On December 5, 1872, the British-Canadian brigantine Dei Gratia, sailing from New York to Gibraltar, sighted a ship drifting erratically about six hundred miles west of Portugal. The vessel was the American merchant brigantine Mary Celeste, which had sailed from New York eight days before the Dei Gratia carrying a cargo of 1,701 barrels of denatured alcohol bound for Genoa. Under Captain Benjamin Spooner Briggs, she had carried a crew of seven, his wife Sarah, and their two-year-old daughter Sophia.
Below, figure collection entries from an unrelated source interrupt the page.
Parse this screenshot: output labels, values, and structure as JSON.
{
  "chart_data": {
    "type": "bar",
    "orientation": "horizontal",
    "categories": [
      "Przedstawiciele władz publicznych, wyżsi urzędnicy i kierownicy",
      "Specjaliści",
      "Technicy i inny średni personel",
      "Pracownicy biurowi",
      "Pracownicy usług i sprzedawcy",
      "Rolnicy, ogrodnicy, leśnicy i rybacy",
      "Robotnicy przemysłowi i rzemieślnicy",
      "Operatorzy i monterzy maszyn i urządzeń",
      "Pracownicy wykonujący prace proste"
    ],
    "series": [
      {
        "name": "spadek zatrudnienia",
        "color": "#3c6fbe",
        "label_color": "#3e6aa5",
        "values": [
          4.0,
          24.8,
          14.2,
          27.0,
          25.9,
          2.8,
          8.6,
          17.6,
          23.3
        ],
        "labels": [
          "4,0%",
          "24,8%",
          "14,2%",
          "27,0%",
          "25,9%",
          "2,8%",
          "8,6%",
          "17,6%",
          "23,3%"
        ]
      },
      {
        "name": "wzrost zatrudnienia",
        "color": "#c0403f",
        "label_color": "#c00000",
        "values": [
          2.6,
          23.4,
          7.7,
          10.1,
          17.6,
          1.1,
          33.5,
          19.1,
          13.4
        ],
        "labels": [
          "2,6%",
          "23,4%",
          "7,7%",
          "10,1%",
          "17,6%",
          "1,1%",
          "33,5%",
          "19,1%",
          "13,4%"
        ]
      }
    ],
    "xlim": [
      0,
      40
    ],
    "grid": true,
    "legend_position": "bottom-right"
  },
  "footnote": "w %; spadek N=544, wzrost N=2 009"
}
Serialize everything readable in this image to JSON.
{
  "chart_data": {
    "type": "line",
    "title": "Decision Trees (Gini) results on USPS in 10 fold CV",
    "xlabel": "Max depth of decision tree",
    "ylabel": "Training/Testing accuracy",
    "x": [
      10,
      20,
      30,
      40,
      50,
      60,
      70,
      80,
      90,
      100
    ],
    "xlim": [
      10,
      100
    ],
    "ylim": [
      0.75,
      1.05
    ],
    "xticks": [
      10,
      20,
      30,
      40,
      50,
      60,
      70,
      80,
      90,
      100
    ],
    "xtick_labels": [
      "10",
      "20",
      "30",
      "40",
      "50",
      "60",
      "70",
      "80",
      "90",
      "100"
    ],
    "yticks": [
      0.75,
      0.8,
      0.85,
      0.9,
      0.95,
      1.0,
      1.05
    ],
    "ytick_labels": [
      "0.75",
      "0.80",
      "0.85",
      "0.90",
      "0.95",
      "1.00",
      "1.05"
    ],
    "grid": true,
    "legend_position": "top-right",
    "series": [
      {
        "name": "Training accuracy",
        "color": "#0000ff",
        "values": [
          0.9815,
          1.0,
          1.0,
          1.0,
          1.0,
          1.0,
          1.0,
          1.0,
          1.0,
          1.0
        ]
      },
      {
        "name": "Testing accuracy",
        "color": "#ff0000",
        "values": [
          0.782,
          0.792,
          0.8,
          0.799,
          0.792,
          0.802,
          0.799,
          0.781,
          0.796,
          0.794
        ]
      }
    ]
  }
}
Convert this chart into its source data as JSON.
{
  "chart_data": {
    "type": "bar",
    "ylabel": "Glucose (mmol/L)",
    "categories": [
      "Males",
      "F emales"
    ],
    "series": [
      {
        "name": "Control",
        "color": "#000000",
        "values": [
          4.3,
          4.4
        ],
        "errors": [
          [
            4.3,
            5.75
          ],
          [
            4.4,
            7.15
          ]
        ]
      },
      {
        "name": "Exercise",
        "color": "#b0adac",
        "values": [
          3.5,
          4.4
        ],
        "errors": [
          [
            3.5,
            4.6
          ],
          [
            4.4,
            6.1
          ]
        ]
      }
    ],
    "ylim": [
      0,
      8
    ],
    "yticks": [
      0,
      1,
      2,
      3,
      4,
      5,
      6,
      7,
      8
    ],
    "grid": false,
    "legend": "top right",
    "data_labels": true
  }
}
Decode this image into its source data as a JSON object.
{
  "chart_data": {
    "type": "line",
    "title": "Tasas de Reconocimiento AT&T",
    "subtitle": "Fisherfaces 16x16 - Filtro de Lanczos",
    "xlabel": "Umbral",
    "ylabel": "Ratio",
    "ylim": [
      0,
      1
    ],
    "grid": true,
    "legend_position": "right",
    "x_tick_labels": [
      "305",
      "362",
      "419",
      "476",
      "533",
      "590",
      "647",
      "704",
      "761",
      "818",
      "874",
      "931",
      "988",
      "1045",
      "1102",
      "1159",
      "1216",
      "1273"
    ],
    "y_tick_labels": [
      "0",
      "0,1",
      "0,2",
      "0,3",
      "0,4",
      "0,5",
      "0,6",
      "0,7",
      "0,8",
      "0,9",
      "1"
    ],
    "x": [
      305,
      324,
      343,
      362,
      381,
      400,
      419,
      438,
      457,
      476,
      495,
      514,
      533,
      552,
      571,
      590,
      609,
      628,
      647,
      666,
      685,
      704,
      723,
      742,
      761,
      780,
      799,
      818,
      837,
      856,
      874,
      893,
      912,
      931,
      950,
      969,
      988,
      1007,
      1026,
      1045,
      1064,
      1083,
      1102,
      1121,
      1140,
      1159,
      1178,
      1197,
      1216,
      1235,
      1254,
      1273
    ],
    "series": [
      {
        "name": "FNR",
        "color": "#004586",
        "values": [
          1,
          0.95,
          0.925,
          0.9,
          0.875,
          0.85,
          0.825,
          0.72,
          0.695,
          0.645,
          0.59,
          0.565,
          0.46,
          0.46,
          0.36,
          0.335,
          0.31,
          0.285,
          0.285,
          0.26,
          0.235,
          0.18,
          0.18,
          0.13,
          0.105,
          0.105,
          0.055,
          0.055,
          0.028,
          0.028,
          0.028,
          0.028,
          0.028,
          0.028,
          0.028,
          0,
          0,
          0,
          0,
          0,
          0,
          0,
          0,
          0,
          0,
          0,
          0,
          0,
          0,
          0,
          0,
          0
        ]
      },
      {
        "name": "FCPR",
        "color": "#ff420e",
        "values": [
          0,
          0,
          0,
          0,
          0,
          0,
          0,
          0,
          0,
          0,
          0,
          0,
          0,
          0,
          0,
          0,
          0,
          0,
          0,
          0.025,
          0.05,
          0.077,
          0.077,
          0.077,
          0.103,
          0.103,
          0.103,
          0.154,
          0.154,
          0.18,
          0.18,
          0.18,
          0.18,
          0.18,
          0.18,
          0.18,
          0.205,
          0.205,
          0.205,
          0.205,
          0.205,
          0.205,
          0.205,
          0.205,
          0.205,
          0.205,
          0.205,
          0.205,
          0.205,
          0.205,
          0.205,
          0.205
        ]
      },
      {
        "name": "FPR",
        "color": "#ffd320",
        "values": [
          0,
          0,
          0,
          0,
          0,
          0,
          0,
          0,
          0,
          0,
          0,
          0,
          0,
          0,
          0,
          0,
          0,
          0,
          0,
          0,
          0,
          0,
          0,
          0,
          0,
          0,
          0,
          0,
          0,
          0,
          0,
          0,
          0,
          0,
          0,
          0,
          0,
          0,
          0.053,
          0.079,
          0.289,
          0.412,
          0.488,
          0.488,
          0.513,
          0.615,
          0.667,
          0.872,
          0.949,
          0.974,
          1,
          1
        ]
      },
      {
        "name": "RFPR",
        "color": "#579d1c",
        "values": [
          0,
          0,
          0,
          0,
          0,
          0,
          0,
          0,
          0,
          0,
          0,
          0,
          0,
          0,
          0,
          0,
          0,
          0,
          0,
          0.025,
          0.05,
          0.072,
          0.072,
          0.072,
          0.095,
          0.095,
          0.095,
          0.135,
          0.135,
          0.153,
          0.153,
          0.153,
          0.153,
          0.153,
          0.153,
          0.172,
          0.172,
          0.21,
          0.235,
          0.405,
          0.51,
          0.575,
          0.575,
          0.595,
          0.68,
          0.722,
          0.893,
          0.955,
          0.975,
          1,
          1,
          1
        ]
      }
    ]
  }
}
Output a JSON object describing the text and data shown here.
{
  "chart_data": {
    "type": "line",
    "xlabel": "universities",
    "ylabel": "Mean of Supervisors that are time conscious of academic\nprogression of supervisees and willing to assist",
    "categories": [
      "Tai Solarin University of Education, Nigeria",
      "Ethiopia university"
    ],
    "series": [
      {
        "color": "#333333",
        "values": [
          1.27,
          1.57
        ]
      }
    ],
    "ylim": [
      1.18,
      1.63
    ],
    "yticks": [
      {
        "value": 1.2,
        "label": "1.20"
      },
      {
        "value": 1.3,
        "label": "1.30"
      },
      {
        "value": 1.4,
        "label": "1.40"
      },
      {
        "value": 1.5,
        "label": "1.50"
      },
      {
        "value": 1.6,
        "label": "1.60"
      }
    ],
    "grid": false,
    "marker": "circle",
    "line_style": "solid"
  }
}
Dei Gratia's chief mate Oliver Deveau boarded the Mary Celeste and found her completely deserted. The lifeboat was missing. The cargo of 1,701 barrels was intact, though nine barrels had leaked. Six months of food and water were in the hold. The captain's cabin was in order; personal possessions, including Mrs. Briggs's sewing kit and valuable jewelry, were untouched. The ship's papers were missing, but the captain's log was present; its last entry was dated November 25, ten days before the discovery, recording a position about four hundred miles from where the ship was found. No distress signals had been sent. There was no sign of struggle, no blood, and no indication of foul play. The ship's only oddities were a few feet of water in the hold, two opened hatches, and a severed halyard.
The Dei Gratia sailed the Mary Celeste to Gibraltar, where a British Admiralty court investigated over three months. Suspicions of mutiny, piracy, and insurance fraud were all considered and rejected. The court reluctantly awarded a salvage fee of just £1,700 — about one-fifth the vessel's value — reflecting the judge's unresolved suspicions. The most widely accepted modern theories involve a partial explosion of alcohol vapor from the leaking barrels, or the captain's belief that the ship was sinking, leading the entire party into the lifeboat, which was then lost.
The Mary Celeste remains the archetypal 'ghost ship' of Western maritime tradition and is the most famous abandonment mystery in the history of seafaring.